D’autre part, le chercheur évoque également le bon exemple des simulations d’élections. Dans les pays nordiques comme la Norvège, la Suède, le Danemark et l’Islande, des simulations d’élections réelles ont lieu, dans lesquelles les élèves du secondaire ont la possibilité de voter quelques semaines avant les élections proprement dites. « Ces simulations permettent aux jeunes de participer à des débats avec des représentants des partis, en particulier des jeunes du parti. »
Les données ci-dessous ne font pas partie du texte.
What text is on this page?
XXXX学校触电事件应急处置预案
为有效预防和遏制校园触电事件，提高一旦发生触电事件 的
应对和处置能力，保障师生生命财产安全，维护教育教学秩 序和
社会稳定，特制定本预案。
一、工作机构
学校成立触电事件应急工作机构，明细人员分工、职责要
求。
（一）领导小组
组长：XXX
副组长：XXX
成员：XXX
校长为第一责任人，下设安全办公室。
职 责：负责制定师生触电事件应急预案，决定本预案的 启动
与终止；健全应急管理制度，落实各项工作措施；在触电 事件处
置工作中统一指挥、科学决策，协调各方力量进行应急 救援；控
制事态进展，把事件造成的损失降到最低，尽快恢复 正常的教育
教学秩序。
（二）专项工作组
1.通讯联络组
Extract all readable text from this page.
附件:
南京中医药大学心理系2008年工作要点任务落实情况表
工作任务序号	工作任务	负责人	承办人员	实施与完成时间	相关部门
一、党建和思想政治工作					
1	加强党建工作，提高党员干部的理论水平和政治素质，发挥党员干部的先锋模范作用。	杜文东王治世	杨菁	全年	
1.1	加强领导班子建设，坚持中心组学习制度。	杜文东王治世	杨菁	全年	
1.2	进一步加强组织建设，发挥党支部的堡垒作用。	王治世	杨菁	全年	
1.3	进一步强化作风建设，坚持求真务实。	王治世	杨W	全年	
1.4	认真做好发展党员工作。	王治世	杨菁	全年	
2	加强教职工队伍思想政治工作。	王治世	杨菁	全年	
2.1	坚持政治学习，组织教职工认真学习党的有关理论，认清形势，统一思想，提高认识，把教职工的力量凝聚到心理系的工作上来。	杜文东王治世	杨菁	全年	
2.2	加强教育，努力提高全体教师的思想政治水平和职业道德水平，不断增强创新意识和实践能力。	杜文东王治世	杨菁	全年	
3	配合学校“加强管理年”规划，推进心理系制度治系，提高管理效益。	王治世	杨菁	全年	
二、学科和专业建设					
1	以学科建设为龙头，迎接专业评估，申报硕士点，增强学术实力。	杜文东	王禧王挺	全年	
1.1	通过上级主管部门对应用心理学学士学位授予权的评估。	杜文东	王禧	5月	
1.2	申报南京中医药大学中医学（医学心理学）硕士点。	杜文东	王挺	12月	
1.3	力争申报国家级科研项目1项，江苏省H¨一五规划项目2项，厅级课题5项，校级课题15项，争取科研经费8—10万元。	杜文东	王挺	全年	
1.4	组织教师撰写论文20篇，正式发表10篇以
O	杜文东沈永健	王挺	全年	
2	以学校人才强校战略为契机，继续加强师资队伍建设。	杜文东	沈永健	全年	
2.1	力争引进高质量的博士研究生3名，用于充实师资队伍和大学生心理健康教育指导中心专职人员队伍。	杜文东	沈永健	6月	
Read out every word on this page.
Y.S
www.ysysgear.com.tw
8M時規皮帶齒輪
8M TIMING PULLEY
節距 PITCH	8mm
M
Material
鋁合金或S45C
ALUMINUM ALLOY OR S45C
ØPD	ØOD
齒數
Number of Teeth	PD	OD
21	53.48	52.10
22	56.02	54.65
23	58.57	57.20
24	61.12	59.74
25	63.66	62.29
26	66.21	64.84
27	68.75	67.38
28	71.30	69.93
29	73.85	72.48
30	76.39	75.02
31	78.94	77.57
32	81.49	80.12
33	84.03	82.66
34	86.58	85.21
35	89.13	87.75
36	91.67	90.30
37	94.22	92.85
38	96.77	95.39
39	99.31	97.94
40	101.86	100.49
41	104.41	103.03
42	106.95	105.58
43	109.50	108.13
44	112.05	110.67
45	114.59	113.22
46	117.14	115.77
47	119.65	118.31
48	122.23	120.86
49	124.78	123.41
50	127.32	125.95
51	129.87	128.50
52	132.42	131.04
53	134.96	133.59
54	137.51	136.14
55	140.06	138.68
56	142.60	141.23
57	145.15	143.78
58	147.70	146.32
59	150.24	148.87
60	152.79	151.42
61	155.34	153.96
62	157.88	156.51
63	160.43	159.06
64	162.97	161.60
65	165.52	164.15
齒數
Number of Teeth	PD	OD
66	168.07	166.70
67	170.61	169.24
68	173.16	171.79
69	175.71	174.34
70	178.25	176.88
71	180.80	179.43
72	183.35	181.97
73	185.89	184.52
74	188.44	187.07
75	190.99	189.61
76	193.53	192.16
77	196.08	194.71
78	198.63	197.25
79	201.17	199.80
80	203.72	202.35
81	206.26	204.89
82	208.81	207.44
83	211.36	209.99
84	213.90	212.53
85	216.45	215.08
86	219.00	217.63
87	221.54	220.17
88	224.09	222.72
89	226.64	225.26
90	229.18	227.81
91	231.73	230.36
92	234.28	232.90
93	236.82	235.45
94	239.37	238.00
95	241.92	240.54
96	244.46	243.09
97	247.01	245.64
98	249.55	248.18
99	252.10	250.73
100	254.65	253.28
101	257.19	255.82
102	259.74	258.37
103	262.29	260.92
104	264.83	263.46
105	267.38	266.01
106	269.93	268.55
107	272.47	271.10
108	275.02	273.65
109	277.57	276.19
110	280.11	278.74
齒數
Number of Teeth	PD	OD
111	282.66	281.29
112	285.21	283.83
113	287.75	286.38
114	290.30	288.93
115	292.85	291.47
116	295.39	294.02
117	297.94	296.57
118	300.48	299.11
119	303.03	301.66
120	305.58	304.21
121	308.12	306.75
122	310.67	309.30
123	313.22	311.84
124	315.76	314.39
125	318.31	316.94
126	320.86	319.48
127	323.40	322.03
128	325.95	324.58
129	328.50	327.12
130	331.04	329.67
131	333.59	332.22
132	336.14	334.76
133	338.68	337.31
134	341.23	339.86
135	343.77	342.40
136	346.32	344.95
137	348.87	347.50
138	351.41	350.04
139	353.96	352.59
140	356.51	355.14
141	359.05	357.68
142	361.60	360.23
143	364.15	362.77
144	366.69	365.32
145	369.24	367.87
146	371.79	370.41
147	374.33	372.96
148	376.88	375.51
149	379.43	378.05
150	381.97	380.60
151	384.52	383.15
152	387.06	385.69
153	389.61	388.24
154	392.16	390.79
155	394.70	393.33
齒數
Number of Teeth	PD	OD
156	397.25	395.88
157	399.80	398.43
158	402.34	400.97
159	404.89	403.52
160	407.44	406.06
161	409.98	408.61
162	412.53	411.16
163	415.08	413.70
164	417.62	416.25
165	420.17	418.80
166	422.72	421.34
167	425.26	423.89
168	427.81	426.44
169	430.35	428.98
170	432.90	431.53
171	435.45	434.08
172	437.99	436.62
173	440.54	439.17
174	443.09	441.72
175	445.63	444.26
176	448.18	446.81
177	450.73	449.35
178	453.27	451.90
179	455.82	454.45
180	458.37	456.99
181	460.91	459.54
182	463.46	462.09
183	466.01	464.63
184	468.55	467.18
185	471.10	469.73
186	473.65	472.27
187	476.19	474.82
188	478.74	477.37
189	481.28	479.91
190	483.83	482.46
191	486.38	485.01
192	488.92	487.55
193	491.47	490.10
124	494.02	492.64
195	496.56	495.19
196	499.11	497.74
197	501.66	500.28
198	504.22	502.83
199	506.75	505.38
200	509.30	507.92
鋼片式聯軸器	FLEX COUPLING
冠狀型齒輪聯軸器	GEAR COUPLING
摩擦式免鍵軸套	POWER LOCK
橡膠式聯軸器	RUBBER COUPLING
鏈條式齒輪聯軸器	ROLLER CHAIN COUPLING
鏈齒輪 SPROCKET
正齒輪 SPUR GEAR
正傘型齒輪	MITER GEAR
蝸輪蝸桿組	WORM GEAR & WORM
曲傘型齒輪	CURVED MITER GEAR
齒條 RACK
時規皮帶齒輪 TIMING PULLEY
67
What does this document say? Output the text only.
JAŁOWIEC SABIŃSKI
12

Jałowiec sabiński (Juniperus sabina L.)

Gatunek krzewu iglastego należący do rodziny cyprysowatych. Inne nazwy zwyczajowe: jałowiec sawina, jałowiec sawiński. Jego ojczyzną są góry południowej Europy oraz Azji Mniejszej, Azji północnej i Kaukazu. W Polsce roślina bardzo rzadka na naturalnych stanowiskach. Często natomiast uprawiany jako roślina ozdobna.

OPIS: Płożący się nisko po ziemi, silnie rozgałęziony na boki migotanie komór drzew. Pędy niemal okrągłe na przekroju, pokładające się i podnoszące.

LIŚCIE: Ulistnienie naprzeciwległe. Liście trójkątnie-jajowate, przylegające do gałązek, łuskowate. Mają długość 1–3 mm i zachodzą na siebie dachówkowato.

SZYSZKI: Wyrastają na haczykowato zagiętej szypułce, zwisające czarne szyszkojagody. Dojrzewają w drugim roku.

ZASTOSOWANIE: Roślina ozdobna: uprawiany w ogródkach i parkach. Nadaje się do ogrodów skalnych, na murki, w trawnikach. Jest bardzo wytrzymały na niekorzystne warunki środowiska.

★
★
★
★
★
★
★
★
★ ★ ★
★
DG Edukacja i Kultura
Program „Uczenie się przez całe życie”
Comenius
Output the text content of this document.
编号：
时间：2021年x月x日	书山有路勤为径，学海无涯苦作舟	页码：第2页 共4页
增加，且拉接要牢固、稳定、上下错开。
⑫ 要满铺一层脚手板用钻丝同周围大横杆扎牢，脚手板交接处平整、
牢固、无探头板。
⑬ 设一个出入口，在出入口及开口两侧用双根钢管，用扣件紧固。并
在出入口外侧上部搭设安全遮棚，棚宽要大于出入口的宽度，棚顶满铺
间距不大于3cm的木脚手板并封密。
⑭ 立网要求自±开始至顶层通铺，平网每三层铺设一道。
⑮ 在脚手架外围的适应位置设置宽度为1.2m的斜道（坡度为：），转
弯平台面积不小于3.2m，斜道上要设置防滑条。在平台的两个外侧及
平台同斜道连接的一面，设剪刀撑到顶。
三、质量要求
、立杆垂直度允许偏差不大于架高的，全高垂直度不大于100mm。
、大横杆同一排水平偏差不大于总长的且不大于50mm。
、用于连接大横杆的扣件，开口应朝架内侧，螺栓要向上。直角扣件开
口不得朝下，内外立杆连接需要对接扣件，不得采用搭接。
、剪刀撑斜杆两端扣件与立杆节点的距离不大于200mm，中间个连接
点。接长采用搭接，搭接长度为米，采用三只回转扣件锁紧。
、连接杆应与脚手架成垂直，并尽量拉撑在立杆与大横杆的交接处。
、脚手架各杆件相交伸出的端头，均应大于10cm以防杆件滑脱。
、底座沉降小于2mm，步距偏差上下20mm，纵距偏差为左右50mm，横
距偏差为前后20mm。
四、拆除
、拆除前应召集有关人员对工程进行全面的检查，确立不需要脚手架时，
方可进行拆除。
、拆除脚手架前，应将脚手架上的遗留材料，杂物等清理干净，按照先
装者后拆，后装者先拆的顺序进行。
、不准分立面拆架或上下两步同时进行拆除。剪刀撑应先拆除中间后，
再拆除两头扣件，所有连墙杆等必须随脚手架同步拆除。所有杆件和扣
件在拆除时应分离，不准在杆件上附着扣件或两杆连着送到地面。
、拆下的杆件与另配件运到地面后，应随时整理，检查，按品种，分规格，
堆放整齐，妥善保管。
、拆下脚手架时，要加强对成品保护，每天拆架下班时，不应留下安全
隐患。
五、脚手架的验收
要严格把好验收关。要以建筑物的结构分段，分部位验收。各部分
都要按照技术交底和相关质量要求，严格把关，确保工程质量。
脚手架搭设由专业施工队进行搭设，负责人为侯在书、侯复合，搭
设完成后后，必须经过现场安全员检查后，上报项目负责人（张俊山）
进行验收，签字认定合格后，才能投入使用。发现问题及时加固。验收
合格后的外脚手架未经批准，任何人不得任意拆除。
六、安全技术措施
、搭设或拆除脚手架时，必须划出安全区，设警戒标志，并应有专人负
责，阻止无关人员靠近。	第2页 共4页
Bien que les votes de ces étudiants n’aient pas de conséquences directes sur le résultat électoral, il y a deux effets positifs majeurs: «d’une part, cela socialise les gens pour la politique et pour les partis eux-mêmes, les mobilisant pour voter lorsqu’ils font face à des élections sérieuses. En revanche, les médias leur accordent de l’importance car les simulations fonctionnent comme une sorte de baromètre des élections réelles dans ces pays – ce qui conduit les partis politiques à faire un effort pour rassembler ces jeunes à travers leurs programmes », conclut João Cancela .

Attentes faibles pour les élections présidentielles

En novembre, Marina Costa Lobo avait mis en garde contre «une situation de dépolitisation et de discrédit de l’élection présidentielle, dans laquelle toutes les conditions sont réunies pour un taux d’abstention élevé». En ce sens, João Cancela dit que «les élections présidentielles pour le deuxième mandat ont tendance à avoir moins de participation électorale que les premières, car elles ont tendance à attirer uniquement les électeurs les plus assidus – ceux qui ont un sens fort du devoir civique enraciné ou des liens politiques plus forts. à un candidat ou à un parti. »

Compte tenu de ces circonstances – sans oublier tout le contexte de la pandémie Covid-19, qui peut être un autre obstacle pour aller aux urnes – et en ajoutant le fait que les jeunes, dans des circonstances normales, ont déjà peu de propension à aller voter aux élections, «il semble probable que la tendance à la faible participation électorale s’accentuera lors des élections du 24 janvier», estime l’enquêteur.

Les électeurs qui souhaitent voter au début de l’élection présidentielle de 2021 pourront le faire en ligne, via le portail du ministère de l’Administration interne, ou au Conseil paroissial où l’électeur est inscrit, dans les délais définis.